A 7H30, l’activité bat déjà son plein dans la caserne*, en banlieue parisienne. Les chasseurs alpins, des militaires spécialisés dans le combat de haute montagne, sont équipés en fusil HK416 avant de rejoindre les véhicules par groupes de huit. Leur zone de patrouille a été définie en amont. 

Le groupe suivi par l’AFP se rend dans une ville populaire, où se côtoient des habitants de confessions juive et musulmane. Bien loin des montagnes où ces soldats ont été formés. Bien loin aussi du Sahel, où plusieurs sont allés pour la mission Barkhane. Certains ont également passé du temps en Guyane pour l’opération Résilience, contre le coronavirus.

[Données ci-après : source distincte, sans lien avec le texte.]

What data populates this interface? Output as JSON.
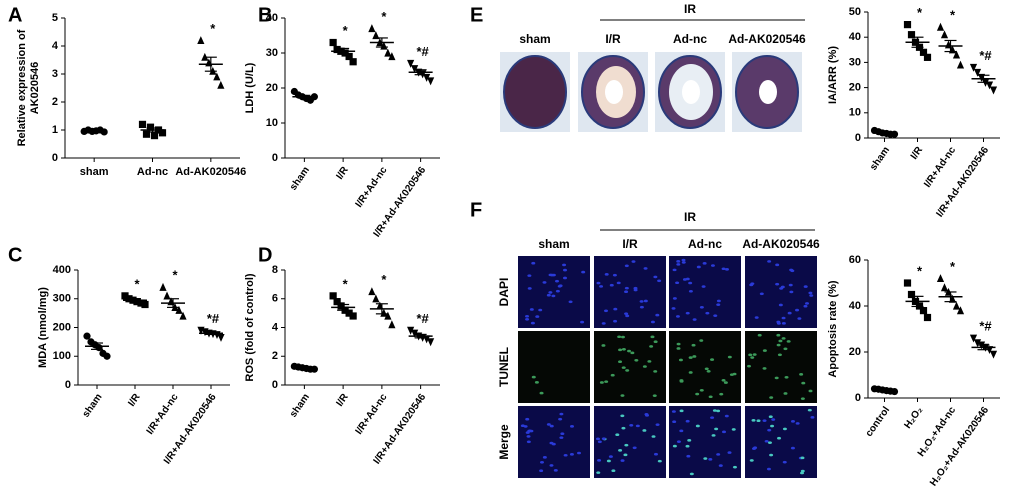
{
  "panel_letters": [
    "A",
    "B",
    "C",
    "D",
    "E",
    "F"
  ],
  "images": {
    "E": {
      "group": "IR",
      "columns": [
        "sham",
        "I/R",
        "Ad-nc",
        "Ad-AK020546"
      ]
    },
    "F": {
      "group": "IR",
      "columns": [
        "sham",
        "I/R",
        "Ad-nc",
        "Ad-AK020546"
      ],
      "rows": [
        "DAPI",
        "TUNEL",
        "Merge"
      ]
    }
  },
  "chart_data": [
    {
      "type": "dotplot",
      "ylabel": [
        "Relative expression of",
        "AK020546"
      ],
      "color": "#000000",
      "categories": [
        "sham",
        "Ad-nc",
        "Ad-AK020546"
      ],
      "markers": [
        "circle",
        "square",
        "triangle"
      ],
      "points": [
        [
          0.95,
          1.0,
          0.95,
          0.97,
          1.0,
          0.93
        ],
        [
          1.2,
          0.85,
          1.1,
          0.8,
          1.0,
          0.9
        ],
        [
          4.2,
          3.6,
          3.4,
          3.1,
          2.9,
          2.6
        ]
      ],
      "mean": [
        0.97,
        1.0,
        3.35
      ],
      "sem": [
        0.02,
        0.07,
        0.25
      ],
      "annotations": [
        null,
        null,
        "*"
      ],
      "ylim": [
        0,
        5
      ],
      "yticks": [
        0,
        1,
        2,
        3,
        4,
        5
      ]
    },
    {
      "type": "dotplot",
      "ylabel": [
        "LDH (U/L)"
      ],
      "color": "#000000",
      "categories": [
        "sham",
        "I/R",
        "I/R+Ad-nc",
        "I/R+Ad-AK020546"
      ],
      "markers": [
        "circle",
        "square",
        "triangle",
        "triangle-down"
      ],
      "points": [
        [
          19,
          18,
          17.5,
          17,
          16.5,
          17.5
        ],
        [
          33,
          31,
          30.5,
          30,
          29,
          27.5
        ],
        [
          37,
          35,
          33,
          32,
          30,
          29
        ],
        [
          27,
          25.5,
          24.5,
          24,
          23,
          22
        ]
      ],
      "mean": [
        17.5,
        30.5,
        33,
        24.5
      ],
      "sem": [
        0.4,
        0.8,
        1.3,
        0.7
      ],
      "annotations": [
        null,
        "*",
        "*",
        "*#"
      ],
      "ylim": [
        0,
        40
      ],
      "yticks": [
        0,
        10,
        20,
        30,
        40
      ]
    },
    {
      "type": "dotplot",
      "ylabel": [
        "MDA (nmol/mg)"
      ],
      "color": "#000000",
      "categories": [
        "sham",
        "I/R",
        "I/R+Ad-nc",
        "I/R+Ad-AK020546"
      ],
      "markers": [
        "circle",
        "square",
        "triangle",
        "triangle-down"
      ],
      "points": [
        [
          170,
          150,
          140,
          130,
          110,
          100
        ],
        [
          310,
          300,
          295,
          290,
          285,
          280
        ],
        [
          340,
          310,
          290,
          270,
          260,
          240
        ],
        [
          190,
          185,
          180,
          178,
          175,
          165
        ]
      ],
      "mean": [
        135,
        295,
        285,
        180
      ],
      "sem": [
        11,
        5,
        15,
        4
      ],
      "annotations": [
        null,
        "*",
        "*",
        "*#"
      ],
      "ylim": [
        0,
        400
      ],
      "yticks": [
        0,
        100,
        200,
        300,
        400
      ]
    },
    {
      "type": "dotplot",
      "ylabel": [
        "ROS (fold of control)"
      ],
      "color": "#000000",
      "categories": [
        "sham",
        "I/R",
        "I/R+Ad-nc",
        "I/R+Ad-AK020546"
      ],
      "markers": [
        "circle",
        "square",
        "triangle",
        "triangle-down"
      ],
      "points": [
        [
          1.3,
          1.25,
          1.2,
          1.15,
          1.1,
          1.1
        ],
        [
          6.2,
          5.8,
          5.5,
          5.2,
          5.0,
          4.8
        ],
        [
          6.5,
          6.0,
          5.5,
          5.0,
          4.8,
          4.2
        ],
        [
          3.8,
          3.6,
          3.4,
          3.3,
          3.2,
          3.0
        ]
      ],
      "mean": [
        1.2,
        5.4,
        5.3,
        3.4
      ],
      "sem": [
        0.04,
        0.2,
        0.35,
        0.12
      ],
      "annotations": [
        null,
        "*",
        "*",
        "*#"
      ],
      "ylim": [
        0,
        8
      ],
      "yticks": [
        0,
        2,
        4,
        6,
        8
      ]
    },
    {
      "type": "dotplot",
      "ylabel": [
        "IA/ARR (%)"
      ],
      "color": "#000000",
      "categories": [
        "sham",
        "I/R",
        "I/R+Ad-nc",
        "I/R+Ad-AK020546"
      ],
      "markers": [
        "circle",
        "square",
        "triangle",
        "triangle-down"
      ],
      "points": [
        [
          3,
          2.5,
          2,
          1.8,
          1.5,
          1.5
        ],
        [
          45,
          41,
          38,
          36,
          34,
          32
        ],
        [
          44,
          41,
          37,
          35,
          33,
          29
        ],
        [
          28,
          26,
          24,
          22,
          21,
          19
        ]
      ],
      "mean": [
        2,
        38,
        36.5,
        23.5
      ],
      "sem": [
        0.25,
        2,
        2.2,
        1.4
      ],
      "annotations": [
        null,
        "*",
        "*",
        "*#"
      ],
      "ylim": [
        0,
        50
      ],
      "yticks": [
        0,
        10,
        20,
        30,
        40,
        50
      ]
    },
    {
      "type": "dotplot",
      "ylabel": [
        "Apoptosis rate (%)"
      ],
      "color": "#000000",
      "categories": [
        "control",
        "H₂O₂",
        "H₂O₂+Ad-nc",
        "H₂O₂+Ad-AK020546"
      ],
      "markers": [
        "circle",
        "square",
        "triangle",
        "triangle-down"
      ],
      "points": [
        [
          4,
          3.8,
          3.5,
          3.2,
          3,
          2.8
        ],
        [
          50,
          45,
          42,
          40,
          38,
          35
        ],
        [
          52,
          48,
          46,
          43,
          40,
          38
        ],
        [
          26,
          24,
          23,
          22,
          21,
          19
        ]
      ],
      "mean": [
        3.5,
        42,
        44,
        22
      ],
      "sem": [
        0.2,
        2.2,
        2.1,
        1.0
      ],
      "annotations": [
        null,
        "*",
        "*",
        "*#"
      ],
      "ylim": [
        0,
        60
      ],
      "yticks": [
        0,
        20,
        40,
        60
      ]
    }
  ]
}
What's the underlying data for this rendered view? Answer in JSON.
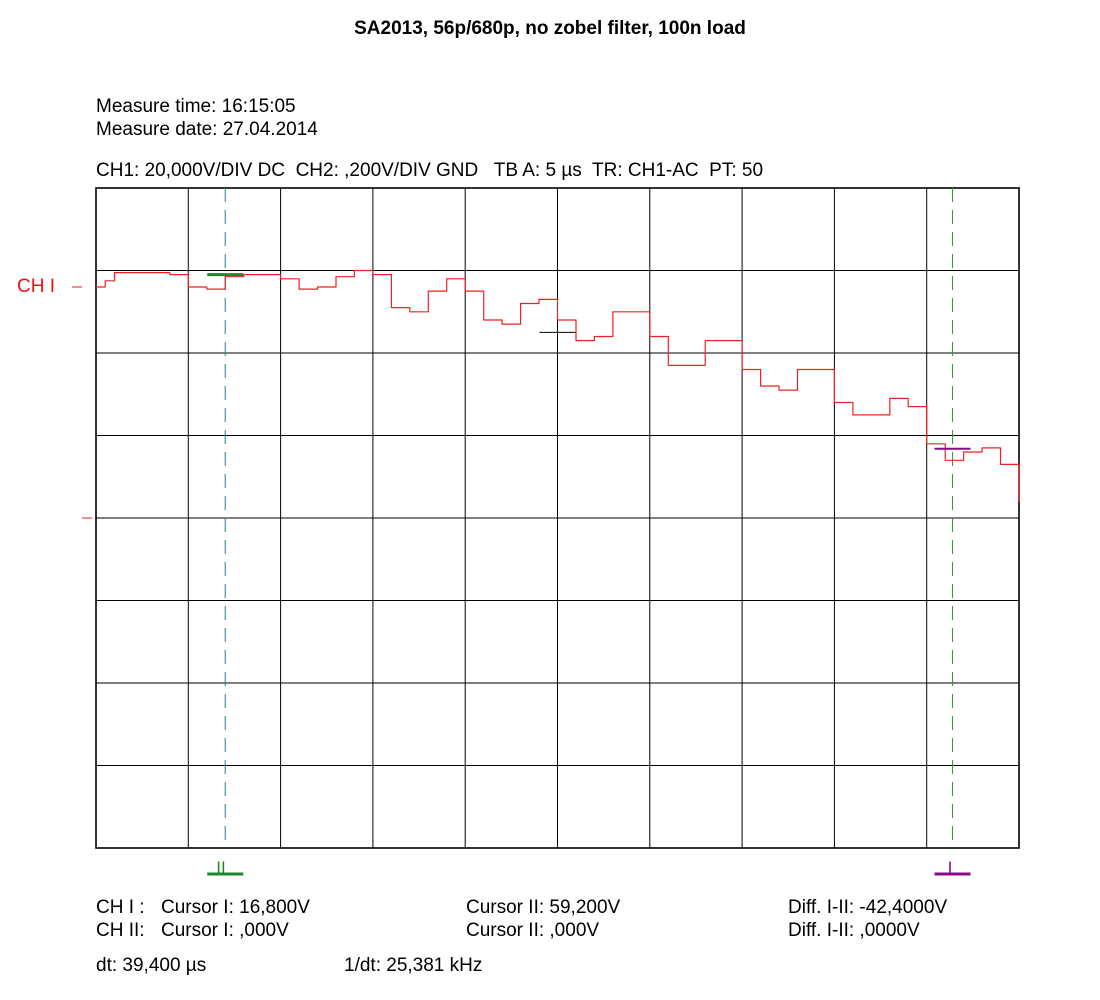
{
  "title": "SA2013, 56p/680p, no zobel filter, 100n load",
  "measure": {
    "time": "Measure time: 16:15:05",
    "date": "Measure date: 27.04.2014"
  },
  "settings": "CH1: 20,000V/DIV DC  CH2: ,200V/DIV GND   TB A: 5 µs  TR: CH1-AC  PT: 50",
  "channel_label": "CH I",
  "cursor_marks": {
    "cursor1": "II",
    "cursor2": "I"
  },
  "readout": {
    "ch1_label": "CH I :",
    "ch1_c1": "Cursor I: 16,800V",
    "ch1_c2": "Cursor II: 59,200V",
    "ch1_diff": "Diff. I-II: -42,4000V",
    "ch2_label": "CH II:",
    "ch2_c1": "Cursor I: ,000V",
    "ch2_c2": "Cursor II: ,000V",
    "ch2_diff": "Diff. I-II: ,0000V",
    "dt": "dt: 39,400 µs",
    "inv_dt": "1/dt: 25,381 kHz"
  },
  "colors": {
    "trace": "#ee2222",
    "channel_label": "#ee1111",
    "cursor1": "#1a8a2a",
    "cursor2": "#8a0a8a",
    "cursor1_line": "#2a7f8f",
    "cursor2_line": "#2a9a2a",
    "grid": "#000000"
  },
  "chart_data": {
    "type": "line",
    "title": "SA2013, 56p/680p, no zobel filter, 100n load",
    "x_unit": "µs",
    "xlim": [
      0,
      50
    ],
    "ylim": [
      -80,
      80
    ],
    "divisions": {
      "x": 10,
      "y": 8
    },
    "series": [
      {
        "x": [
          0,
          0.5,
          1,
          2,
          3,
          4,
          5,
          6,
          7,
          8,
          9,
          10,
          11,
          12,
          13,
          14,
          15,
          16,
          17,
          18,
          19,
          20,
          21,
          22,
          23,
          24,
          25,
          26,
          27,
          28,
          29,
          30,
          31,
          32,
          33,
          34,
          35,
          36,
          37,
          38,
          39,
          40,
          41,
          42,
          43,
          44,
          45,
          46,
          47,
          48,
          49,
          50
        ],
        "y": [
          56,
          57.5,
          59.5,
          59.5,
          59.5,
          59,
          56,
          55.5,
          58.5,
          59,
          59,
          58,
          55.5,
          56,
          58.5,
          60,
          59,
          51,
          50,
          55,
          58,
          55,
          48,
          47,
          52,
          53,
          48,
          43,
          44,
          50,
          50,
          44,
          37,
          37,
          43,
          43,
          36,
          32,
          31,
          36,
          36,
          28,
          25,
          25,
          29,
          27,
          18,
          14,
          16,
          17,
          13,
          4
        ]
      }
    ],
    "cursors": {
      "t1_us": 7,
      "t2_us": 46.4,
      "v1": 16.8,
      "v2": 59.2
    }
  }
}
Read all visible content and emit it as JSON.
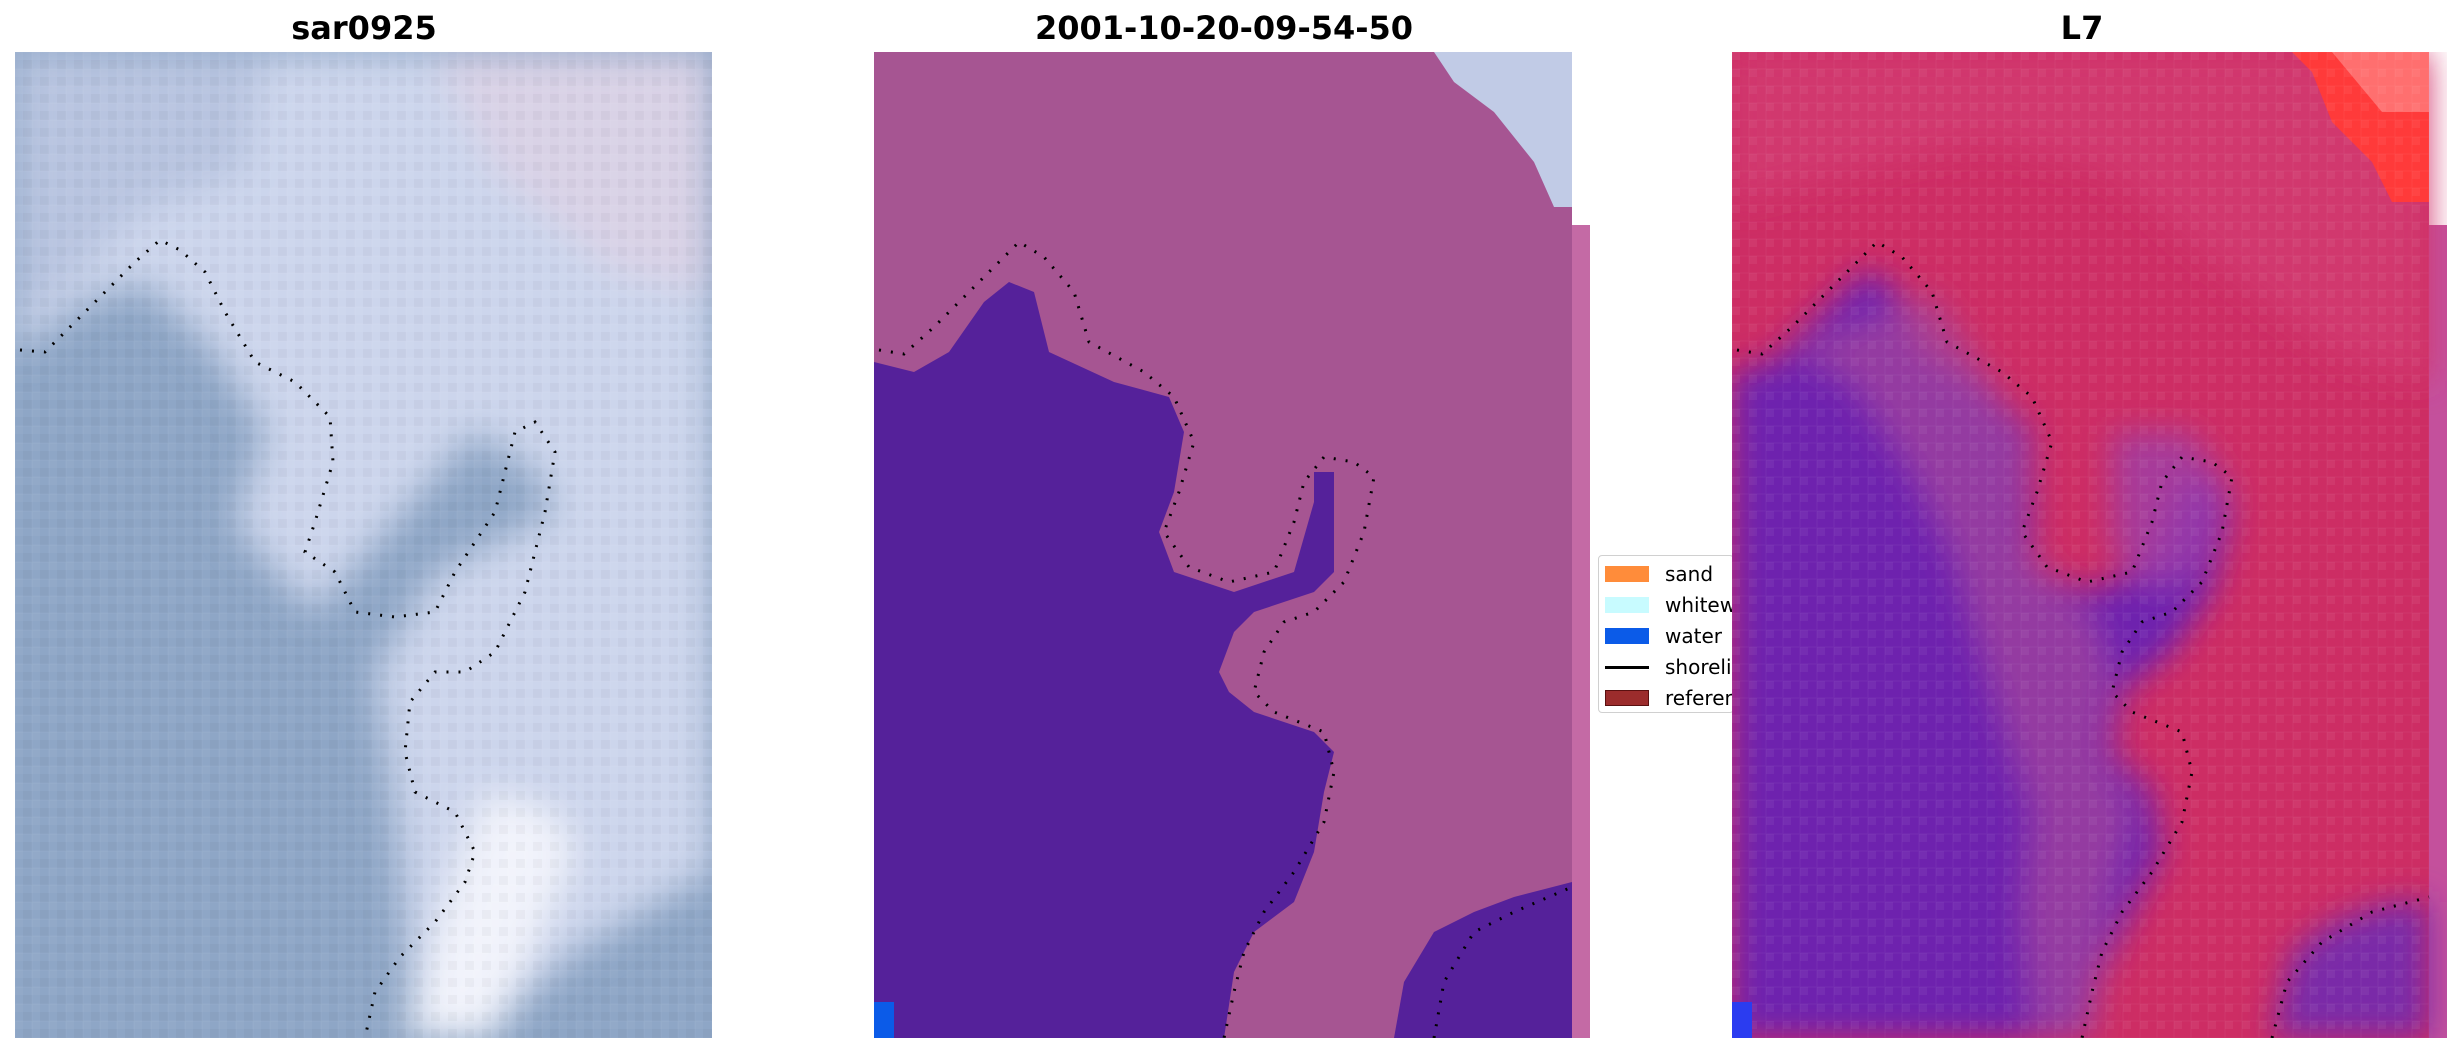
{
  "panels": [
    {
      "title": "sar0925"
    },
    {
      "title": "2001-10-20-09-54-50"
    },
    {
      "title": "L7"
    }
  ],
  "legend": {
    "items": [
      {
        "label": "sand",
        "color": "#ff8c3a"
      },
      {
        "label": "whitewater",
        "color": "#c8fbff"
      },
      {
        "label": "water",
        "color": "#0b5be8"
      },
      {
        "label": "shoreline",
        "color": "#000000"
      },
      {
        "label": "reference",
        "color": "#9b2c2c"
      }
    ]
  },
  "colors": {
    "water_class": "#55219a",
    "land_overlay": "#b15a9c",
    "rgb_water": "#8aa3c4",
    "rgb_land": "#c9d2ea",
    "mndwi_water": "#6a1fb0",
    "mndwi_land": "#d2245a",
    "corner_water_pixel": "#0b5be8"
  }
}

Sont-ils frustrés de se retrouver à patrouiller pour l’opération Sentinelle? « C’est la mission numéro 1 de l’état major », répond sans hésiter le chef de groupe, sergent Kevin, âgé de 28 ans. « Notre rôle principal est de protéger la France et sa population, que ce soit sur son territoire ou à l’étranger », ajoute le caporal-chef Baptiste.  

Leur mission, qui devrait durer deux mois au total, a démarré début octobre. Depuis, il y a eu la décapitation du professeur Samuel Paty et l’attaque dans la basilique de Nice, qui a coûté la vie à trois personnes.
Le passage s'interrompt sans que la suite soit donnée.